Can the usage of simulators and digital twins enhance trustworthiness in AI? .
AI (and more specifically ML) can produce hard-to-explain/understand outputs (e.g., non-linear prediction functions), thus increasing the "black-box" perception that humans have about these systems. To address that, there is an ongoing discussion on the integration of simulators and digital twins to assist the operation of AI systems. The usage of simulators is expected to improve the trustworthiness and reliability of AI. However, there are still a lot of questions to be addressed and a lot of standardization work to be done.
A simulator or a digital twin can be considered a safe environment where ML models can be trained, tested, evaluated, and validated. But the insights obtained in a simulation domain are tied to how realistic simulations are and how close their characterizations are to real phenomena.

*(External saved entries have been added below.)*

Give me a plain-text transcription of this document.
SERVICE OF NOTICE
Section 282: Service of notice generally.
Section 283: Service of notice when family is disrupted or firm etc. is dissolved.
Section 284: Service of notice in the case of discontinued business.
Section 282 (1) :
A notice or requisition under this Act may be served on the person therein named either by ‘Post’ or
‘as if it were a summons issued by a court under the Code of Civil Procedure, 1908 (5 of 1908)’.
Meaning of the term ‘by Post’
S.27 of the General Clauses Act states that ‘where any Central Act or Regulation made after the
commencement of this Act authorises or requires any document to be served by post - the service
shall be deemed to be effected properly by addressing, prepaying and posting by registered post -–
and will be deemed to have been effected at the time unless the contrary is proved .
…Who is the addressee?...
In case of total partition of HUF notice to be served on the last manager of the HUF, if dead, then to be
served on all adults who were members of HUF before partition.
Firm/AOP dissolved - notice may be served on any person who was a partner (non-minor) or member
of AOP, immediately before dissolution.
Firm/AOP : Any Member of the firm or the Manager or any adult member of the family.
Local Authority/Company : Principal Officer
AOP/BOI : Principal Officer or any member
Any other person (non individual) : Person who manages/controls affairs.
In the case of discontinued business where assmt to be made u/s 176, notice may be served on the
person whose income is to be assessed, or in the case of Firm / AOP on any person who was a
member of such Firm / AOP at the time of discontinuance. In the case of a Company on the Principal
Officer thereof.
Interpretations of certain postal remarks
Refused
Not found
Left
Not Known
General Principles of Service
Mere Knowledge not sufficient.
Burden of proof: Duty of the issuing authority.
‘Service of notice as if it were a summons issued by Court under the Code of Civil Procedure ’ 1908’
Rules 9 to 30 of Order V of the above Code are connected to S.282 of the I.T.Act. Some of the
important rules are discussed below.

Highly related to this, in the last ITU-T Study Group 13 meeting (4-15 July 2022, Geneva), a recommendation on ML sandbox for future networks, entitled "Architectural framework for Machine Learning Sandbox in future networks including IMT-2020", was consented for approval (more details can be found here). This is one of the first of its kind type of standard and opens the door to a new exciting field.
Mathematical simulation (model-based, not ML statistical techniques) has the great possibility of explaining and document the equations and mathematics explicitly. They don't use big data or statistical identification, but technical o scientific knowledge.
Integrated in a digital twin offers the possibility of creating the knowledge base upon clear and safe formulations. I think this kind of AI should be promoted and reinforced.